Skip to content

Sources and Staging Models

On this page, you will:

  • Define sources for all three raw databases (DLT, SNOWPIPE, AIRBYTE)
  • Configure freshness checks so stale data is detected
  • Build staging models that clean and rename raw columns

Overview

The staging layer is the first transformation layer. It sits directly on top of raw source tables and does only light work:

  • Renaming columns to consistent conventions (snake_case, no prefixes)
  • Casting data types where the loader produces incorrect types
  • Deduplicating records where the loader may produce duplicates
  • Removing loader-internal metadata columns

Staging models are views by default — they don't materialise data, they just provide a clean interface to the raw tables. This keeps the staging layer cheap to maintain.

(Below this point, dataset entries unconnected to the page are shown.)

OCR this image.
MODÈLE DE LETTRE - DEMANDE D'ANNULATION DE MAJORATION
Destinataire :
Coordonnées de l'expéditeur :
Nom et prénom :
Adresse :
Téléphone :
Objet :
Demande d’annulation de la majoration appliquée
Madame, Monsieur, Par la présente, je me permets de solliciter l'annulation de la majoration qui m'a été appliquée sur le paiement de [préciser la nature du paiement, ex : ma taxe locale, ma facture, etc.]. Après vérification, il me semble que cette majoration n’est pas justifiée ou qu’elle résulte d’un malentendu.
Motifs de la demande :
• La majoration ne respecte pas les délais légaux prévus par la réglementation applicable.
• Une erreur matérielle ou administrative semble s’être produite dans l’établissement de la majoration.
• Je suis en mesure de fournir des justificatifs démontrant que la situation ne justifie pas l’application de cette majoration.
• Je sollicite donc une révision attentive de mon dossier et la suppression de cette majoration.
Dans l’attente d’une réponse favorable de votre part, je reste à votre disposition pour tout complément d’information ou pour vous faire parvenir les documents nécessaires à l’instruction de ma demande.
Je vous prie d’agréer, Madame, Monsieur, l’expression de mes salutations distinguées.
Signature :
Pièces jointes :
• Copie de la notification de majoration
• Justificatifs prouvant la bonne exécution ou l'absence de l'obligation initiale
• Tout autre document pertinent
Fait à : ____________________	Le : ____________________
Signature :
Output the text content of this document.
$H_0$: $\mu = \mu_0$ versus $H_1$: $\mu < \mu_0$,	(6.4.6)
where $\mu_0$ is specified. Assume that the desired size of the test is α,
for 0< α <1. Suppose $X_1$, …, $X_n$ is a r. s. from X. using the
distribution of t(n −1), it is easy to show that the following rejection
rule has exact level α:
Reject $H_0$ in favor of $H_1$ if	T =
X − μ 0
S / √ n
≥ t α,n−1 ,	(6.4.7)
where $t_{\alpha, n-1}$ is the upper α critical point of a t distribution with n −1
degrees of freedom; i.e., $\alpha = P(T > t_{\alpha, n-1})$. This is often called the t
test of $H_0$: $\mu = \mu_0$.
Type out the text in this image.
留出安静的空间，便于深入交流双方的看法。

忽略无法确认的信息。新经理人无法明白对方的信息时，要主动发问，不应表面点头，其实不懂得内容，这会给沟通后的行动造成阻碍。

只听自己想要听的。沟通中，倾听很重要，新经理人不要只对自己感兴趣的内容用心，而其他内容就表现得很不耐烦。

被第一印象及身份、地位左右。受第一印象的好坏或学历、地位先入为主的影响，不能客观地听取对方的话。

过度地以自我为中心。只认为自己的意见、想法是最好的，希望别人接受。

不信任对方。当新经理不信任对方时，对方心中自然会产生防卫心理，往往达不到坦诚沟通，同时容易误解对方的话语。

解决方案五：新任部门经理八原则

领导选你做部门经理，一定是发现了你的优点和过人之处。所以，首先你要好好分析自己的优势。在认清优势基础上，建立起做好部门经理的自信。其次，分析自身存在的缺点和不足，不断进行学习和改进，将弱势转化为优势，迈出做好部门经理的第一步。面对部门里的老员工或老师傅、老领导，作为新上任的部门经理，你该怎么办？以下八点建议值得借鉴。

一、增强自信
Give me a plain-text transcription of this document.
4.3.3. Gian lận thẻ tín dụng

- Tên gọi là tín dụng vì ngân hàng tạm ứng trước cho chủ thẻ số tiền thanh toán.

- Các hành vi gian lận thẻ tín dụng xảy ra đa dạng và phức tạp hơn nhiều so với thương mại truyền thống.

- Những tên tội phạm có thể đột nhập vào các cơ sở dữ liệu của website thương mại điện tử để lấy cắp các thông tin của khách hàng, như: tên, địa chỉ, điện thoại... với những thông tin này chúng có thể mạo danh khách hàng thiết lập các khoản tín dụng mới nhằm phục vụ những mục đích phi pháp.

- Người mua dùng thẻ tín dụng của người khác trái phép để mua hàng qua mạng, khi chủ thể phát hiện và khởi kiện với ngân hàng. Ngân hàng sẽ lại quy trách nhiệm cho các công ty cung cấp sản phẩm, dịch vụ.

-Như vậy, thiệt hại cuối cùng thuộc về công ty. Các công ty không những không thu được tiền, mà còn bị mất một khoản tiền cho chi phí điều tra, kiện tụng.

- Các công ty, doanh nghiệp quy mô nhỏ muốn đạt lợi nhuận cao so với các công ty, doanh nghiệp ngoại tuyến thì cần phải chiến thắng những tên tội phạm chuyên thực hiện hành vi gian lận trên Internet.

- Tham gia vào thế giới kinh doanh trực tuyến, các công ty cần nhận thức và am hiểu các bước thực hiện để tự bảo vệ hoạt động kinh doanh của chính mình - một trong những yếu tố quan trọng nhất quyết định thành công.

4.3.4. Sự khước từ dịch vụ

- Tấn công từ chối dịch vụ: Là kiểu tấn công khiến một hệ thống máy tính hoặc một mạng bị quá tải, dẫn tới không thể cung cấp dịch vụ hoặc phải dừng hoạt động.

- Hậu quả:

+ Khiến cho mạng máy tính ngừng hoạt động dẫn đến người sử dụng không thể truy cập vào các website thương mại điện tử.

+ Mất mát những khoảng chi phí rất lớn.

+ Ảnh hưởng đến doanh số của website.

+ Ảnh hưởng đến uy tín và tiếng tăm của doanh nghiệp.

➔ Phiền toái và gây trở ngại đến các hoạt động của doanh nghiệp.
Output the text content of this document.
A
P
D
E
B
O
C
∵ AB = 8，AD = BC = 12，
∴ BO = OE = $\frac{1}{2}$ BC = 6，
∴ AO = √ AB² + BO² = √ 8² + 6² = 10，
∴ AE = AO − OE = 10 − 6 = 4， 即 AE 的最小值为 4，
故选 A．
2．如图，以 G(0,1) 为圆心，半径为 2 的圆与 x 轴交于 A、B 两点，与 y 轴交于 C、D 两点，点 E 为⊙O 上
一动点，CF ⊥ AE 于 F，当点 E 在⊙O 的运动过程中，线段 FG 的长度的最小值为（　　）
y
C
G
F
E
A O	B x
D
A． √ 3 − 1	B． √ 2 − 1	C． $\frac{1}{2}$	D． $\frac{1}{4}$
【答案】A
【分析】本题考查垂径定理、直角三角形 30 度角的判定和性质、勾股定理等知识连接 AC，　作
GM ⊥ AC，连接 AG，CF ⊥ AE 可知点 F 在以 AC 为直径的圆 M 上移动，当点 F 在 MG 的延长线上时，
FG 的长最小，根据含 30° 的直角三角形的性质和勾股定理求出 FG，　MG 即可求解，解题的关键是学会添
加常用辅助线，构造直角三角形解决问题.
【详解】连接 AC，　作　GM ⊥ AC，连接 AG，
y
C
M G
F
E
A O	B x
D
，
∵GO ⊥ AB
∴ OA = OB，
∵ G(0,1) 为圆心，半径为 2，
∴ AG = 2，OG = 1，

Raw databases          Staging models (views)      Downstream
─────────────          ──────────────────────      ──────────

DLT.APPLICATION_DATA
  products        ────▶  stg_dlt__products    ────────┐
                                                      │
DLT.OPEN_EXCHANGE_RATES                               ├──▶ intermediate
  currencies      ────▶  stg_dlt__currencies          │
                                                      │
SNOWPIPE.OPEN_EXCHANGE_RATES                          │
  exchange_rates  ────▶  stg_snowpipe__exchange_rates ┘

AIRBYTE.HUBSPOT
  contacts        ────▶  stg_airbyte__contacts    ──────▶ intermediate

Define Sources

Sources are declared in _sources.yml files alongside the staging models. Each source group has its own file, co-located with the models that reference it.

DLT Sources

Create models/staging/dlt/_sources.yml:

version: 2

sources:
  - name: dlt_application_data
    description: >
      Products data loaded by dlt from PostgreSQL (Clever Cloud).
      Incremental merge-based load runs daily.
    database: DLT
    schema: APPLICATION_DATA
    loader: dlt
    loaded_at_field: _dlt_load_time
    freshness:
      warn_after: {count: 25, period: hour}
      error_after: {count: 49, period: hour}
    tables:
      - name: products
        description: >
          Type 2 SCD products data from PostgreSQL. Each row represents a version
          of a product with operation type (INSERT, UPDATE, DELETE) and timestamp.
        columns:
          - name: audit_id
            description: Unique row identifier (primary key).
          - name: product_id
            description: Product business key (multiple rows per product).
          - name: product_name
            description: Product name.
          - name: price_usd
            description: Product price in USD.
          - name: operation
            description: Operation type (INSERT, UPDATE, DELETE).
          - name: valid_ts
            description: Timestamp when the change occurred.
          - name: _dlt_load_id
            description: dlt load batch identifier.
          - name: _dlt_load_time
            description: Timestamp when this row was loaded by dlt.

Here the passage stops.